Leur sort ayant placé les Sénégalais de tous les secteurs de la vie dans un élan de solidarité nationale, ces victimes des inondations sont aujourd’hui sur-ravitaillées. «Deux jours après notre arrivée, dans chaque famille, chaque tête a eu droit à dix Kg de riz, du sucre, du lait, de l’huile, du savon, de l’eau de javel et ce, compte non tenu des trois repas quotidiens qu’on nous sert tous les jours», témoigne Antonio Sylva, 41 ans, père de famille de cinq enfants. Yolande et Diminga affirment avoir également reçu de la Croix-Rouge comme tout le monde des couchettes et des moustiquaires pour faire face à la prolifération des moustiques en cette période d’hivernage. D’après Antonio Sylva, il ne se passe pas un jour sans qu’un bienfaiteur ne se pointe sur ce site.

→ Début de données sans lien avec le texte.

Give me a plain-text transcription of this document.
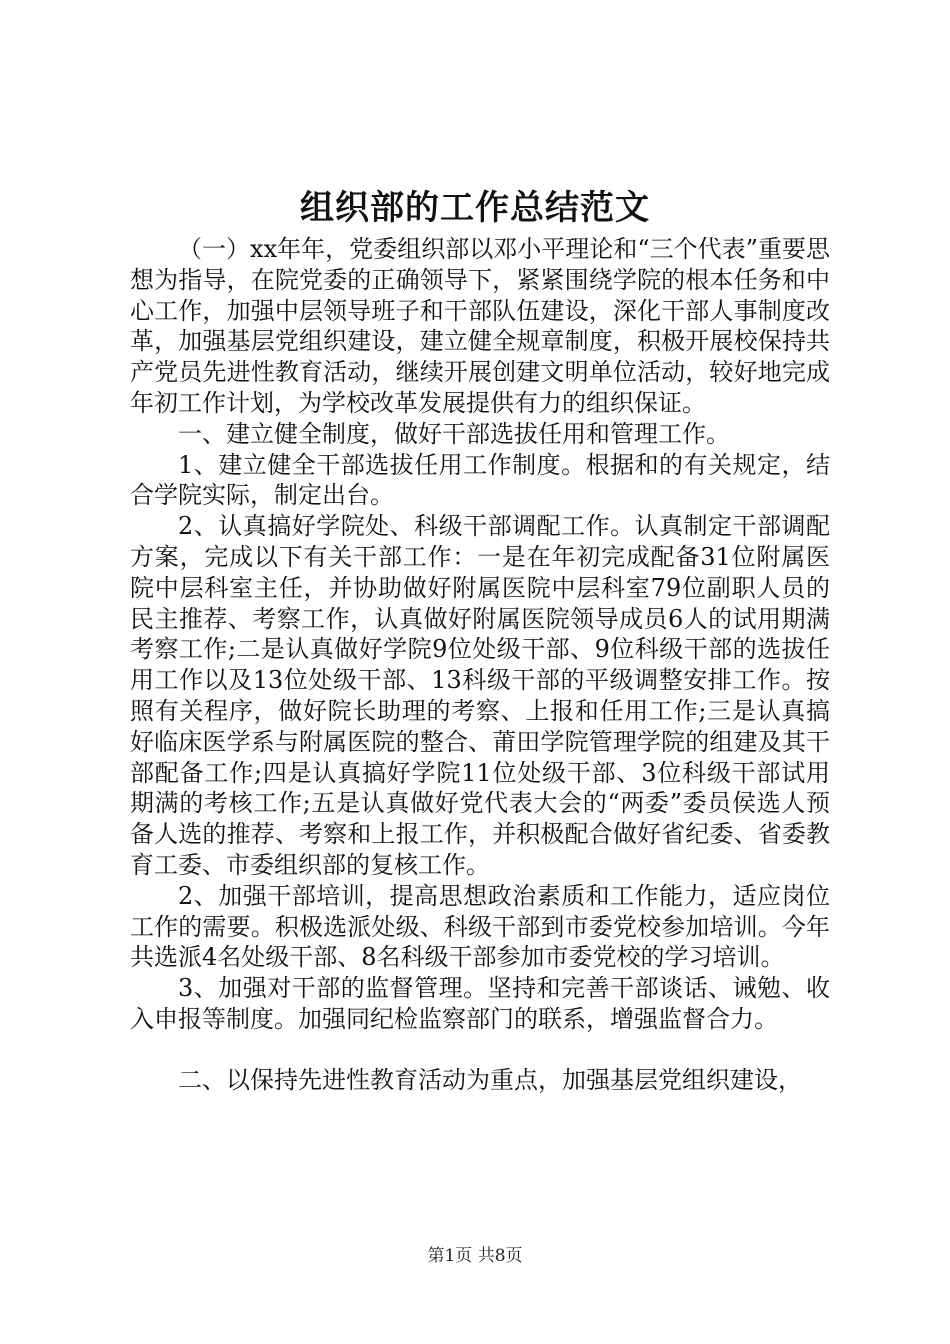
组织部的工作总结范文

（一）xx年年，党委组织部以邓小平理论和“三个代表”重要思想为指导，在院党委的正确领导下，紧紧围绕学院的根本任务和中心工作，加强中层领导班子和干部队伍建设，深化干部人事制度改革，加强基层党组织建设，建立健全规章制度，积极开展校保持共产党员先进性教育活动，继续开展创建文明单位活动，较好地完成年初工作计划，为学校改革发展提供有力的组织保证。

一、建立健全制度，做好干部选拔任用和管理工作。

1、建立健全干部选拔任用工作制度。根据和的有关规定，结合学院实际，制定出台。

2、认真搞好学院处、科级干部调配工作。认真制定干部调配方案，完成以下有关干部工作：一是在年初完成配备31位附属医院中层科室主任，并协助做好附属医院中层科室79位副职人员的民主推荐、考察工作，认真做好附属医院领导成员6人的试用期满考察工作;二是认真做好学院9位处级干部、9位科级干部的选拔任用工作以及13位处级干部、13科级干部的平级调整安排工作。按照有关程序，做好院长助理的考察、上报和任用工作;三是认真搞好临床医学系与附属医院的整合、莆田学院管理学院的组建及其干部配备工作;四是认真搞好学院11位处级干部、3位科级干部试用期满的考核工作;五是认真做好党代表大会的“两委”委员侯选人预备人选的推荐、考察和上报工作，并积极配合做好省纪委、省委教育工委、市委组织部的复核工作。

2、加强干部培训，提高思想政治素质和工作能力，适应岗位工作的需要。积极选派处级、科级干部到市委党校参加培训。今年共选派4名处级干部、8名科级干部参加市委党校的学习培训。

3、加强对干部的监督管理。坚持和完善干部谈话、诫勉、收入申报等制度。加强同纪检监察部门的联系，增强监督合力。

二、以保持先进性教育活动为重点，加强基层党组织建设，

第1页 共8页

La preuve, ce samedi, le Fonds des nations unies pour la population (Unfpa) s’est joint aux efforts du gouvernement et à l’élan de solidarité nationale pour soulager les souffrances des populations victimes des inondations. L’Agence onusienne a ainsi remis aux 176 femmes sinistrées du site 200 «kits de dignité», d’une valeur de 8 millions 890 mille francs Cfa. Le kit est, entre autres, composé d’un sac de voyage semi cuir, d’une couverture en laine, d’un drap de lit en coton, vingt paquets de serviettes hygiéniques, une serviette de bain en coton, un seau et une bassine, etc. «C’est notre devoir de redonner espoir à ces centaines de femmes qui, dans un total dénuement, souffrent en silence parce qu’ayant tout perdu et leur permettre de vivre avec dignité», a déclaré la représentante résidente de Unfpa au Sénégal, Mme Rose Gakuba.